Selasa, 20 November 2012

INEFISIENSI DALAM PERBANKAN INDONESIA (BI-01-SS-12)


Apakah benar penyebab inefisiensi bank di Indonesia karena tingginya remunerasi bankir. Jika dilihat dari rasio efisiensi yang tecermin dari Cost to Income Ratio (CIR), sebenarnya perbankan Indonesia relatif cukup efisien. Perbankan di Asia memiliki rata-rata CIR berkisar 46%. Sementara CIR perbankan Indonesia berkisar 50%. Tidak jauh-jauh amat memang.
Sementara jika tolak ukurnya adalah Rasio Biaya Operasional terhadap Pendapatan Operasional (BOPO), rasio untuk perbankan Indonesia berkisar 75%. Rasio BOPO ini sudah memperhitungkan biaya provisi atau cadangan.
Lalu, mengapa Bank Indonesia (BI) masih menuding perbankan Indonesia belum efisien? Lontaran pertanyaan ini mengemuka menyusul munculnya pernyataan petinggi bank sentral bahwa ditengarai salah satu penyebab inefisiensi perbankan nasional karena gaji direksi yang terlalu tinggi. Apa memang benar demikian?
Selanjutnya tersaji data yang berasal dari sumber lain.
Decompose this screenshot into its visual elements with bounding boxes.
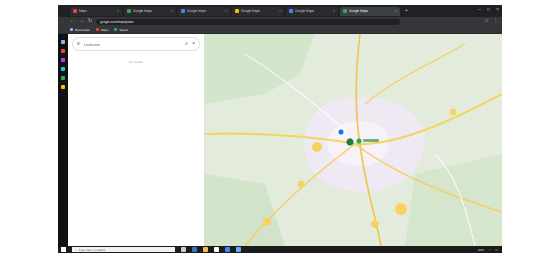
menu-dots-icon[interactable]: ⋮	[493, 19, 498, 24]
desktop-screen: Maps × Google Maps × Google Maps × Googl…	[58, 5, 502, 253]
close-tab-icon[interactable]: ×	[225, 9, 227, 13]
side-rail	[58, 34, 68, 246]
task-view-icon[interactable]	[181, 247, 186, 252]
taskbar-search-input[interactable]: ○ Type here to search	[72, 247, 175, 252]
search-icon: ○	[75, 247, 77, 252]
search-input[interactable]: Lucknow	[84, 42, 181, 47]
url-text: google.com/maps/place	[100, 19, 134, 24]
recent-icon[interactable]	[61, 58, 65, 62]
bookmark-item[interactable]: Saved	[114, 27, 128, 32]
tab-label: Google Maps	[187, 9, 206, 13]
close-tab-icon[interactable]: ×	[171, 9, 173, 13]
tab-favicon-icon	[289, 9, 293, 13]
tab-label: Google Maps	[133, 9, 152, 13]
bookmark-item[interactable]: Maps	[96, 27, 108, 32]
menu-icon[interactable]	[61, 40, 65, 44]
edge-icon[interactable]	[192, 247, 197, 252]
tab-label: Google Maps	[349, 9, 368, 13]
bookmark-icon	[96, 27, 100, 31]
browser-tab[interactable]: Google Maps ×	[286, 6, 338, 16]
tab-favicon-icon	[235, 9, 239, 13]
browser-tab[interactable]: Google Maps ×	[232, 6, 284, 16]
tab-label: Google Maps	[241, 9, 260, 13]
windows-taskbar: ○ Type here to search ENG ◠ ▭	[58, 246, 502, 253]
browser-tab-active[interactable]: Google Maps ×	[340, 6, 400, 16]
map-canvas[interactable]	[205, 34, 502, 246]
panel-hint-text: No results	[129, 60, 143, 64]
browser-tab[interactable]: Google Maps ×	[124, 6, 176, 16]
bookmark-icon	[114, 27, 118, 31]
store-icon[interactable]	[214, 247, 219, 252]
forward-arrow-icon[interactable]: →	[79, 19, 84, 24]
file-explorer-icon[interactable]	[203, 247, 208, 252]
tab-favicon-icon	[181, 9, 185, 13]
close-tab-icon[interactable]: ×	[117, 9, 119, 13]
tab-label: Maps	[79, 9, 87, 13]
tab-label: Google Maps	[295, 9, 314, 13]
maps-side-panel: ≡ Lucknow ⌕ × No results	[68, 34, 205, 246]
url-input[interactable]: google.com/maps/place	[96, 18, 401, 25]
back-arrow-icon[interactable]: ←	[70, 19, 75, 24]
browser-tab[interactable]: Maps ×	[70, 6, 122, 16]
maximize-icon[interactable]: □	[487, 7, 490, 13]
wifi-icon[interactable]: ◠	[489, 248, 492, 252]
reload-icon[interactable]: ↻	[88, 19, 92, 24]
maps-search-box[interactable]: ≡ Lucknow ⌕ ×	[73, 38, 199, 50]
minimize-icon[interactable]: –	[478, 7, 481, 13]
notification-icon[interactable]: ▭	[495, 248, 498, 252]
bookmark-item[interactable]: Bookmarks	[70, 27, 90, 32]
windows-start-icon[interactable]	[61, 247, 66, 252]
close-window-icon[interactable]: ×	[496, 7, 499, 13]
tab-favicon-icon	[127, 9, 131, 13]
close-tab-icon[interactable]: ×	[395, 9, 397, 13]
browser-tab[interactable]: Google Maps ×	[178, 6, 230, 16]
chrome-icon[interactable]	[225, 247, 230, 252]
tab-favicon-icon	[343, 9, 347, 13]
layers-icon[interactable]	[61, 67, 65, 71]
bookmarks-bar: Bookmarks Maps Saved	[58, 26, 502, 34]
close-tab-icon[interactable]: ×	[279, 9, 281, 13]
saved-icon[interactable]	[61, 49, 65, 53]
menu-hamburger-icon[interactable]: ≡	[77, 41, 80, 47]
mail-icon[interactable]	[236, 247, 241, 252]
star-icon[interactable]: ☆	[485, 19, 489, 24]
map-graphic	[205, 34, 502, 246]
address-bar-row: ← → ↻ google.com/maps/place ☆ ⋮	[58, 17, 502, 26]
share-icon[interactable]	[61, 85, 65, 89]
search-icon[interactable]: ⌕	[185, 41, 188, 47]
directions-icon[interactable]	[61, 76, 65, 80]
system-tray: ENG ◠ ▭	[478, 248, 502, 252]
new-tab-icon[interactable]: +	[405, 8, 408, 14]
bookmark-icon	[70, 27, 73, 31]
browser-tab-strip: Maps × Google Maps × Google Maps × Googl…	[58, 5, 502, 17]
clear-search-icon[interactable]: ×	[192, 41, 195, 47]
window-controls: – □ ×	[478, 7, 499, 13]
close-tab-icon[interactable]: ×	[333, 9, 335, 13]
tab-favicon-icon	[73, 9, 77, 13]
tray-text: ENG	[478, 247, 485, 252]
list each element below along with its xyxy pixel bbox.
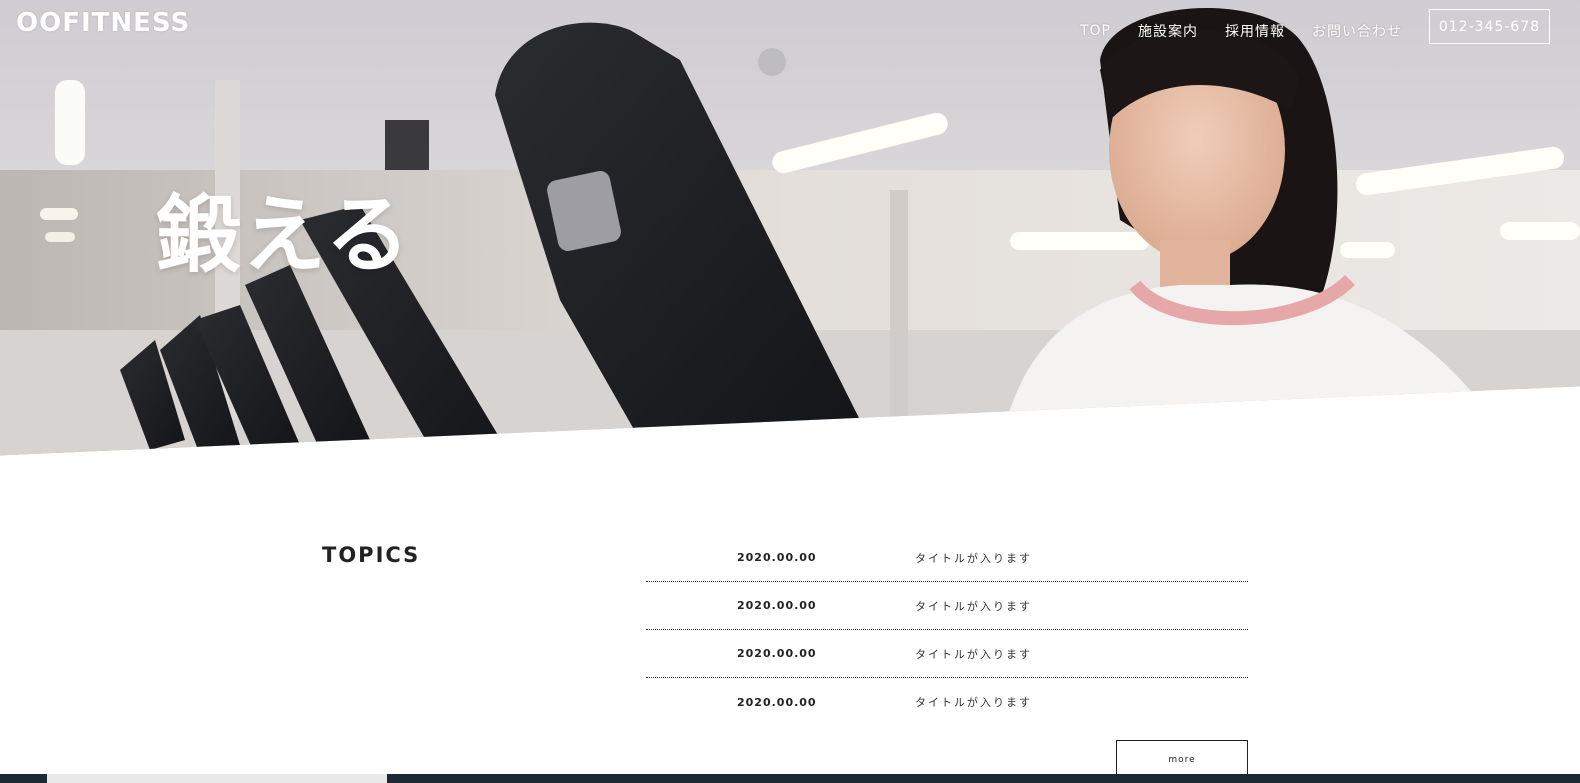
page: OOFITNESS TOP 施設案内 採用情報 お問い合わせ 012-345-6…: [0, 0, 1580, 783]
topics-list: 2020.00.00 タイトルが入ります 2020.00.00 タイトルが入りま…: [646, 534, 1248, 726]
topic-date: 2020.00.00: [737, 551, 817, 564]
hero-section: OOFITNESS TOP 施設案内 採用情報 お問い合わせ 012-345-6…: [0, 0, 1580, 456]
hero-catchcopy: 鍛える: [156, 186, 412, 284]
topic-title: タイトルが入ります: [915, 696, 1032, 709]
global-nav: TOP 施設案内 採用情報 お問い合わせ 012-345-678: [1080, 9, 1550, 44]
next-section-edge: [0, 774, 1580, 783]
topic-date: 2020.00.00: [737, 695, 817, 709]
topic-title: タイトルが入ります: [915, 551, 1032, 565]
topic-date: 2020.00.00: [737, 599, 817, 612]
topic-date: 2020.00.00: [737, 647, 817, 660]
topic-title: タイトルが入ります: [915, 647, 1032, 661]
topic-title: タイトルが入ります: [915, 599, 1032, 613]
topic-item[interactable]: 2020.00.00 タイトルが入ります: [646, 678, 1248, 726]
topic-item[interactable]: 2020.00.00 タイトルが入ります: [646, 534, 1248, 582]
nav-contact[interactable]: お問い合わせ: [1312, 21, 1402, 41]
next-section-image-edge: [47, 774, 387, 783]
topic-item[interactable]: 2020.00.00 タイトルが入ります: [646, 630, 1248, 678]
nav-facilities[interactable]: 施設案内: [1138, 21, 1198, 41]
tel-button[interactable]: 012-345-678: [1429, 9, 1550, 44]
topics-heading: TOPICS: [322, 543, 421, 567]
topic-item[interactable]: 2020.00.00 タイトルが入ります: [646, 582, 1248, 630]
nav-recruit[interactable]: 採用情報: [1225, 21, 1285, 41]
nav-top[interactable]: TOP: [1080, 23, 1111, 39]
site-logo[interactable]: OOFITNESS: [16, 8, 190, 38]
1.      Sebenarnya banyak faktor yang menyebabkan operasional perbankan Indonesia belum mencapai titik efisiensi yang optimal. Struktur organisasi bank yang cenderung melebar dan kegemukan.
2.      komposisi antara unit non bisnis (unit pendukung) dan unit bisnis yang tidak proporsional di mana unit non bisnis yang menjadi cost center lebih besar atau banyak ketimbang unit bisnis yang menjadi profit center.
3.      penempatan pejabat bank yang tidak tepat dengan kebutuhan bisnisnya lantaran prinsip the right man on the right job tidak dilaksanakan dengan baik. Yang mengenaskan, pejabat bank yang belum berpengalaman diberi posisi dan tanggung jawab yang tinggi melebihi kapabilitasnya. Akibatnya, pejabat seperti ini bukannya menjadi asset bernilai bagi bank, sebaliknya malah menjadi liabilities.
4.      kapabilitas sumber daya manusianya di bawah rata-rata, terutama terkait dengan kapabilitas dalam mengendalikan risiko bisnis, sehingga bank dihadapkan pada biaya operasional yang besar tanpa terkendali karena kewajiban membentuk provisi atau cadangan kerugian. Kewajiban pejabat memiliki sertifikat manajemen risiko sesuai level jabatan seperti dipersyaratkan oleh regulator tidak dipatuhi sehingga potensi risiko kredit, risiko operasional dan risiko likuiditas senantiasa mengancam.
5.      pejabat bank dari tingkat pusat hingga kantor cabangnya sering terlibat ke dalam aktivitas non korporasi (contohnya aktivitas seremonial) yang cenderung boros anggaran.
6.      kesalahan bank dalam menetapkan visi, misi dan strategi sehingga terjadi deviasi yang semakin melebar tecermin dari capaian target bisnis yang rendah di bawah rata-rata industrinya.
7.      komposisi pengurus bank yang tidak ideal atau proporsional di mana lebih banyak pos direksi non bisnis ketimbang direksi bisnisnya. Ibarat kesebelasan sepakbola, komposisi direksi lebih banyak pemain bertahan (full back) dan gelandang bertahan, sementara penyerangnya hanya satu alias striker tunggal.
8.      Investasi bank yang besar dalam memperluas jangkauan operasional melalui pembukaan kantor cabang dan menempatkan mesin Anjungan Tunai Mandiri (ATM) untuk melayani kebutuhan nasabah di daerah-daerah. Ini sebagai konsekuensi terhadap perilaku nasabah dalam bertransaksi yang lebih suka mendatangi kantor cabang atau menggunakan fasilitas ATM ketimbang menggunakan saluran elektronik (mobile banking dan internet banking).
9.      terlalu banyak rapat, berwacana dan melakukan exercise terkait dengan rencana-rencana pengembangan bisnis, namun realisasinya nol besar. Bank terjebak dalam rapar-rapat tanpa pengambilan keputusan dan otomatis tanpa eksekusi yang riil. Akibatnya, ibarat perlombaan balap mobil F1, bank terlalu banyak melakukan pit-stop untuk melakukan hal-hal yang tidak perlu, sementara bank-bank pesaingnya tidak lagi melakukan pit-stop dan terus menginjak pedal gas sekuat-kuatnya.
Masih banyak lagi faktor yang membuat operasional bank tidak efisien. Yang pasti, jika kesembilan faktor penyebab di atas dapat diselesaikan, tingkat efisiensi operasional bank bakal membaik dibandingkan sebelumnya.